I’ve seen zero compelling evidence that this is true. Almost everything I’ve seen that makes it appear that the IFR is lower now is due to the fact that they attempt to extrapolate IFR from CFR. I’d love to see a study that shows that relationship, but they all appear bogus. The CDC is trying to do truly randomized seroprevalence surveys by testing randomly selected households (I happen to live in one of the communities on their list), which will be highly informative, if local, but I don’t believe they have published any results thus far.

They certainly could. I just don’t see evidence that either are true so far. Aside from the mask/no-mask conversation, which was resolved pretty early on, I don’t know what other learnings could have had a drastic positive impact on transmission.

Again, I wish that we were awesome and had this thing mostly licked without even needing a vaccine, but there is just nowhere near enough consensus on the issues you want answers to. My guess is that the IFR will be relatively flat over time (with exceptions for medically overloaded areas), if we ever get valid data, but until then, my guess is no more valid than yours nor those who have published papers on the subject.

So the answer to the title of your OP is “Not much of anything right now, aside from raw counts of cases, hospitalizations, and deaths.” You can throw in CFR if you wish, not that it has any useful meaning.

I concur. Perhaps one measure that could shed more light than the guesses being done on CFR/IFR is test positivity percentage, but that is of course fraught with enough reasons on its own for being cautious about extrapolating it. And it’s just a snapshot, after all. Same thing with antibody testing.

It took me 7 seconds on google to find compelling evidence.

Data show hospitalized Covid-19 patients are surviving at higher rates

COVID ICU patients’ survival rate has improved - study

Studies Point To Big Drop In COVID-19 Death Rates

Study Helps Explain Declines in Death Rates from COVID-19

Weird, since both of those seem to focus on the ratio of deaths among hospitalized patients. I’m not finding that particularly compelling, since the number of people who go to the hospital because they lost their sense of taste and have a cough/fever has quite possibly increased in recent months. For the record, I don’t find papers/articles (as below) who say the IFR is the same or has gone up compelling either. I’m stating that we don’t know. Show me someone who can accurately give us large scale IFRs and then we’ll have someone who can answer the question. I haven’t found that person yet.

Nature

Researchers have struggled to work out whether the COVID-19 death rates are truly dropping.

Stat

Recent reports have suggested that Covid-19 has become markedly less lethal in the United States. Our analysis of death rates and infection fatality rates from Arizona, the U.S. as a whole, and New York City shows it isn’t, indicating that public health measures to reduce infections should not be relaxed.

WebMD

This has led some mainstream media outlets to report that the coronavirus mortality rate is falling. But that’s not true.

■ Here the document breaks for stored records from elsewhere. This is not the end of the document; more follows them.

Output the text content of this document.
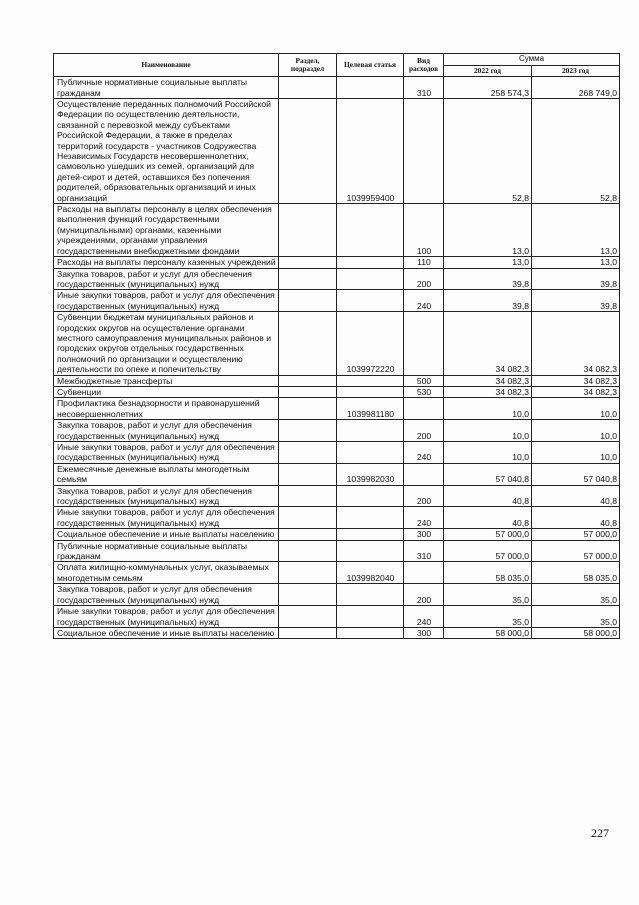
Наименование	Раздел, подраздел	Целевая статья	Вид расходов	Сумма	
				2022 год	2023 год
Публичные нормативные социальные выплаты гражданам			310	258 574,3	268 749,0
Осуществление переданных полномочий Российской Федерации по осуществлению деятельности, связанной с перевозкой между субъектами Российской Федерации, а также в пределах территорий государств - участников Содружества Независимых Государств несовершеннолетних, самовольно ушедших из семей, организаций для детей-сирот и детей, оставшихся без попечения родителей, образовательных организаций и иных организаций		1039959400		52,8	52,8
Расходы на выплаты персоналу в целях обеспечения выполнения функций государственными (муниципальными) органами, казенными учреждениями, органами управления государственными внебюджетными фондами			100	13,0	13,0
Расходы на выплаты персоналу казенных учреждений			110	13,0	13,0
Закупка товаров, работ и услуг для обеспечения государственных (муниципальных) нужд			200	39,8	39,8
Иные закупки товаров, работ и услуг для обеспечения государственных (муниципальных) нужд			240	39,8	39,8
Субвенции бюджетам муниципальных районов и городских округов на осуществление органами местного самоуправления муниципальных районов и городских округов отдельных государственных полномочий по организации и осуществлению деятельности по опеке и попечительству		1039972220		34 082,3	34 082,3
Межбюджетные трансферты			500	34 082,3	34 082,3
Субвенции			530	34 082,3	34 082,3
Профилактика безнадзорности и правонарушений несовершеннолетних		1039981180		10,0	10,0
Закупка товаров, работ и услуг для обеспечения государственных (муниципальных) нужд			200	10,0	10,0
Иные закупки товаров, работ и услуг для обеспечения государственных (муниципальных) нужд			240	10,0	10,0
Ежемесячные денежные выплаты многодетным семьям		1039982030		57 040,8	57 040,8
Закупка товаров, работ и услуг для обеспечения государственных (муниципальных) нужд			200	40,8	40,8
Иные закупки товаров, работ и услуг для обеспечения государственных (муниципальных) нужд			240	40,8	40,8
Социальное обеспечение и иные выплаты населению			300	57 000,0	57 000,0
Публичные нормативные социальные выплаты гражданам			310	57 000,0	57 000,0
Оплата жилищно-коммунальных услуг, оказываемых многодетным семьям		1039982040		58 035,0	58 035,0
Закупка товаров, работ и услуг для обеспечения государственных (муниципальных) нужд			200	35,0	35,0
Иные закупки товаров, работ и услуг для обеспечения государственных (муниципальных) нужд			240	35,0	35,0
Социальное обеспечение и иные выплаты населению			300	58 000,0	58 000,0
227
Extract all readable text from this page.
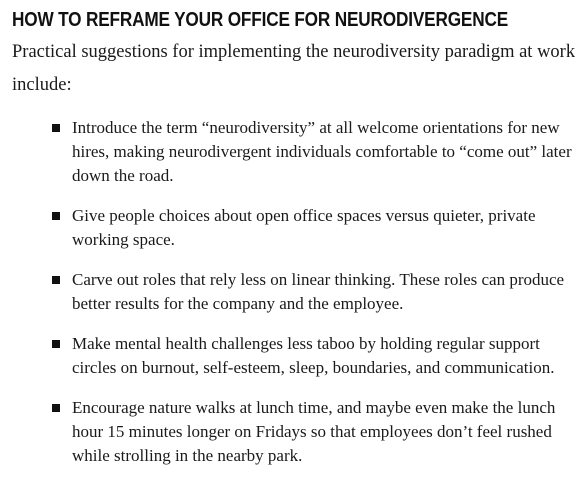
HOW TO REFRAME YOUR OFFICE FOR NEURODIVERGENCE

Practical suggestions for implementing the neurodiversity paradigm at work include:

Introduce the term “neurodiversity” at all welcome orientations for new hires, making neurodivergent individuals comfortable to “come out” later down the road.
Give people choices about open office spaces versus quieter, private working space.
Carve out roles that rely less on linear thinking. These roles can produce better results for the company and the employee.
Make mental health challenges less taboo by holding regular support circles on burnout, self-esteem, sleep, boundaries, and communication.
Encourage nature walks at lunch time, and maybe even make the lunch hour 15 minutes longer on Fridays so that employees don’t feel rushed while strolling in the nearby park.
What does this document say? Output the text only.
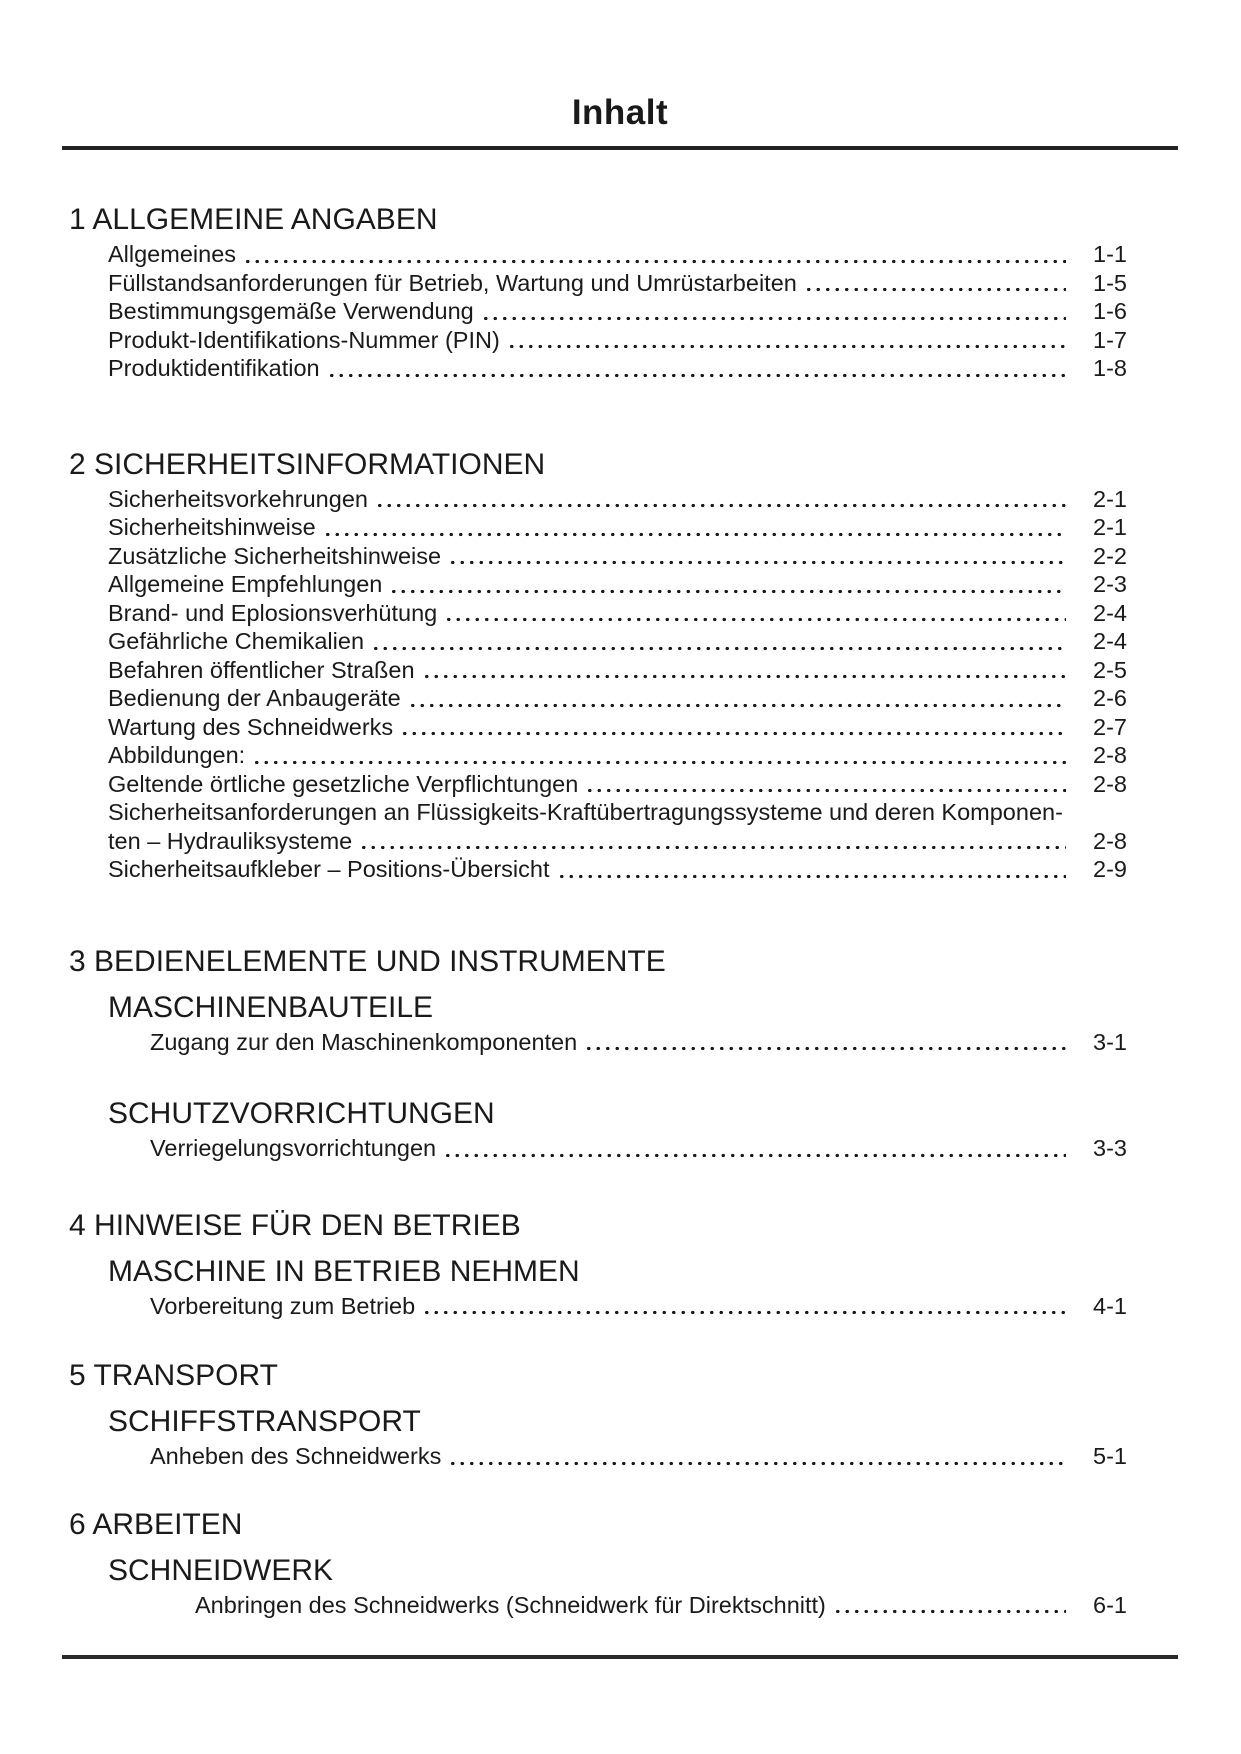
Inhalt
1 ALLGEMEINE ANGABEN
Allgemeines	1-1
Füllstandsanforderungen für Betrieb, Wartung und Umrüstarbeiten	1-5
Bestimmungsgemäße Verwendung	1-6
Produkt-Identifikations-Nummer (PIN)	1-7
Produktidentifikation	1-8
2 SICHERHEITSINFORMATIONEN
Sicherheitsvorkehrungen	2-1
Sicherheitshinweise	2-1
Zusätzliche Sicherheitshinweise	2-2
Allgemeine Empfehlungen	2-3
Brand- und Eplosionsverhütung	2-4
Gefährliche Chemikalien	2-4
Befahren öffentlicher Straßen	2-5
Bedienung der Anbaugeräte	2-6
Wartung des Schneidwerks	2-7
Abbildungen:	2-8
Geltende örtliche gesetzliche Verpflichtungen	2-8
Sicherheitsanforderungen an Flüssigkeits-Kraftübertragungssysteme und deren Komponen-
ten – Hydrauliksysteme	2-8
Sicherheitsaufkleber – Positions-Übersicht	2-9
3 BEDIENELEMENTE UND INSTRUMENTE
MASCHINENBAUTEILE
Zugang zur den Maschinenkomponenten	3-1
SCHUTZVORRICHTUNGEN
Verriegelungsvorrichtungen	3-3
4 HINWEISE FÜR DEN BETRIEB
MASCHINE IN BETRIEB NEHMEN
Vorbereitung zum Betrieb	4-1
5 TRANSPORT
SCHIFFSTRANSPORT
Anheben des Schneidwerks	5-1
6 ARBEITEN
SCHNEIDWERK
Anbringen des Schneidwerks (Schneidwerk für Direktschnitt)	6-1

The truth is that the bouncing ball of mortality projections has more to do with the inconsistent quality of the data from medical surveillance around the world. Some nations are frankly better at this than others, so variations by country have been significant.

From your last article:

I don’t understand how that is not totally backwards. IFR is not a snapshot of today. We have no real handle on how many undiagnosed infections there are. We do know how many confirmed cases there are by definition. With antibody testing and other tech, we’ll eventually have a better understanding of IFR, not CFR.*

*it’s perhaps true in the sense that theoretically at some point, IFR=CFR, if we gain perfect knowledge.

Completely agree. The author of that article seems to have an okay grasp on the definitions of IFR and CFR, but has tortured logic with regards to time frames. I can give you CFR (reported deaths/reported cases)* today for any locale you request. It won’t give me much useful information, but I can certain produce it. IFR (actual deaths from the disease/actual infections), on the other hand, will likely never be accurately calculated for all locales, nor globally.

*I know you’re aware of the definitions. These are for the information of any lurkers who might be curious.